A highly efficient aromatic chlorination of arenes such as 1-methyl-indazole, imidazo[1,2-a]pyrazine, phenylthiophene, anthracene, etc. that is catalyzed by DMSO with N-chlorosuccinimide as the chloro source is reported. The mild conditions, easy-availability and stability of the catalyst and reagents, as well as good functional-group tolerance, showed the approach to be a versatile protocol for the late-stage aromatic chlorination of complex natural products, e.g., papaverine, drugs, e.g., diclofenac and peptides, e.g., I. The multi-gram experiment and low-cost of N-chlorosuccinimide and DMSO show great potential for drug discovery and development in industrial applications. The experimental part of the paper was very detailed, including the reaction process of 1-Methyl-5-(4,4,5,5-tetramethyl-1,3,2-dioxaborolan-2-yl)-1H-pyrazole(cas: 847818-74-0Category: pyrazoles-derivatives)
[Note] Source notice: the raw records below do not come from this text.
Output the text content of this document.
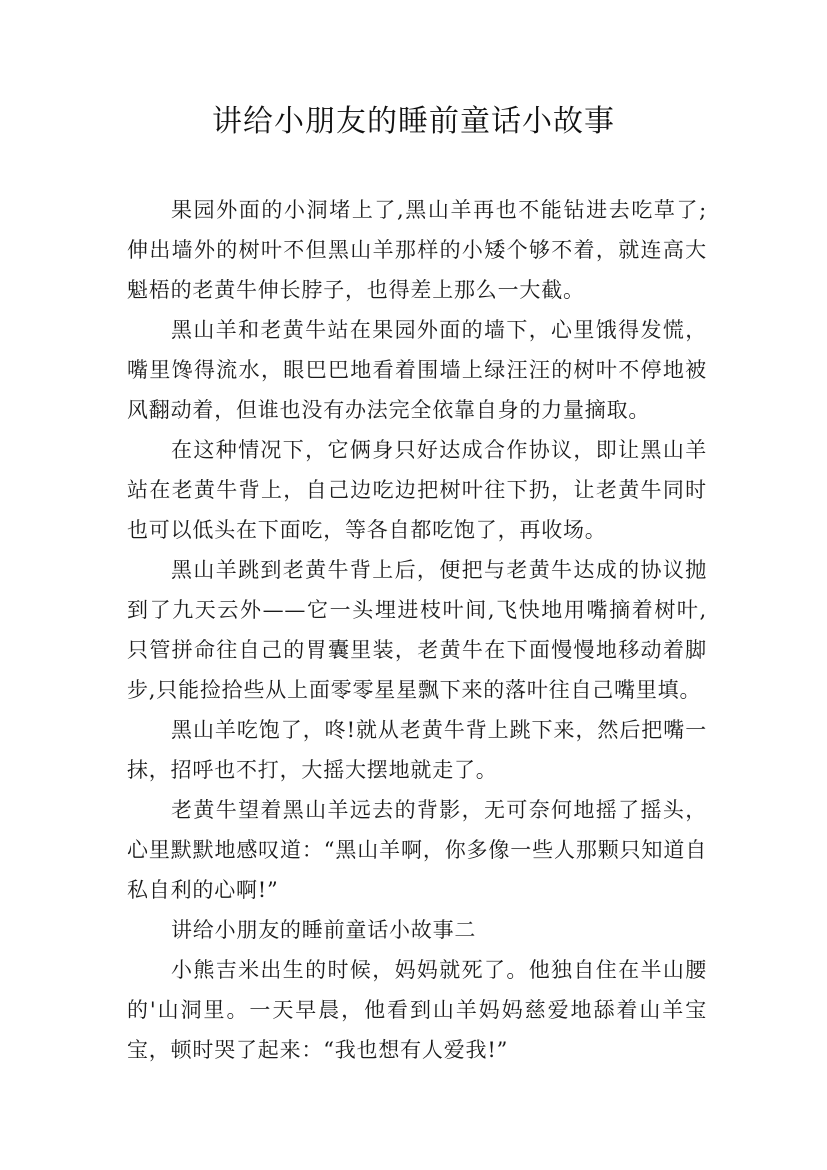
讲给小朋友的睡前童话小故事

果园外面的小洞堵上了,黑山羊再也不能钻进去吃草了;伸出墙外的树叶不但黑山羊那样的小矮个够不着，就连高大魁梧的老黄牛伸长脖子，也得差上那么一大截。

黑山羊和老黄牛站在果园外面的墙下，心里饿得发慌，嘴里馋得流水，眼巴巴地看着围墙上绿汪汪的树叶不停地被风翻动着，但谁也没有办法完全依靠自身的力量摘取。

在这种情况下，它俩身只好达成合作协议，即让黑山羊站在老黄牛背上，自己边吃边把树叶往下扔，让老黄牛同时也可以低头在下面吃，等各自都吃饱了，再收场。

黑山羊跳到老黄牛背上后，便把与老黄牛达成的协议抛到了九天云外——它一头埋进枝叶间,飞快地用嘴摘着树叶,只管拼命往自己的胃囊里装，老黄牛在下面慢慢地移动着脚步,只能捡拾些从上面零零星星飘下来的落叶往自己嘴里填。

黑山羊吃饱了，咚!就从老黄牛背上跳下来，然后把嘴一抹，招呼也不打，大摇大摆地就走了。

老黄牛望着黑山羊远去的背影，无可奈何地摇了摇头，心里默默地感叹道：“黑山羊啊，你多像一些人那颗只知道自私自利的心啊!”

讲给小朋友的睡前童话小故事二

小熊吉米出生的时候，妈妈就死了。他独自住在半山腰的'山洞里。一天早晨，他看到山羊妈妈慈爱地舔着山羊宝宝，顿时哭了起来：“我也想有人爱我!”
1-Methyl-5-(4,4,5,5-tetramethyl-1,3,2-dioxaborolan-2-yl)-1H-pyrazole(cas: 847818-74-0) belongs to pyrazoles. Pyrazoles are commonly used scaffold molecules in drug discovery projects. The use of pyrazole derivatives is based on their analgesic, antipyretic, neuroleptic, anticonvulsant, antiarrhythmic, sedative, muscle relaxant, monoamine oxidase inhibitory, anti-inflammatory, antidiabetic and antibacterial activities. Category: pyrazoles-derivatives

Referemce:
Pyrazole – Wikipedia,
Pyrazoles – an overview | ScienceDirect Topics

In 2017,Diaz, Jose Luis; Corbera, Jordi; Martinez, Daniel; Bordas, Magda; Sicre, Cristina; Pascual, Rosalia; Pretel, Ma Jose; Marin, Ana Paz; Montero, Ana; Dordal, Albert; Alvarez, Ines; Almansa, Carmen published 《Pyrazolo[3,4-d]pyrimidines as sigma-1 receptor ligands for the treatment of pain. Part 2: Introduction of cyclic substituents in position 4》.MedChemComm published the findings.Name: 1-Methyl-5-(4,4,5,5-tetramethyl-1,3,2-dioxaborolan-2-yl)-1H-pyrazole The information in the text is summarized as follows:

The replacement of acylamino group by cyclic substituents in the position 4 of the pyrazolo[3,4-d]pyrimidine scaffold I [R = Ph, pyridin-3-yl, 1-methyl-1H-pyrazol-5-yl, etc.], led to highly active sigma-1 receptor (σ1R) ligands. Ph or pyrazolyl groups were the best in terms of affinity for the σ1R and the compound I [R = 1-methyl-1H-pyrazol-5-yl], was the most selective. Compound I [R = 1-methyl-1H-pyrazol-5-yl] was also one of the best σ1R ligands ever described in terms of lipophilic ligand efficiency, which translated into a good physicochem. and ADMET profile. In addition, compound I [R = 1-methyl-1H-pyrazol-5-yl] was identified as an antagonist of the σ1R in view of its potent antinociceptive profile in several pain models in mice.1-Methyl-5-(4,4,5,5-tetramethyl-1,3,2-dioxaborolan-2-yl)-1H-pyrazole(cas: 847818-74-0Name: 1-Methyl-5-(4,4,5,5-tetramethyl-1,3,2-dioxaborolan-2-yl)-1H-pyrazole) was used in this study.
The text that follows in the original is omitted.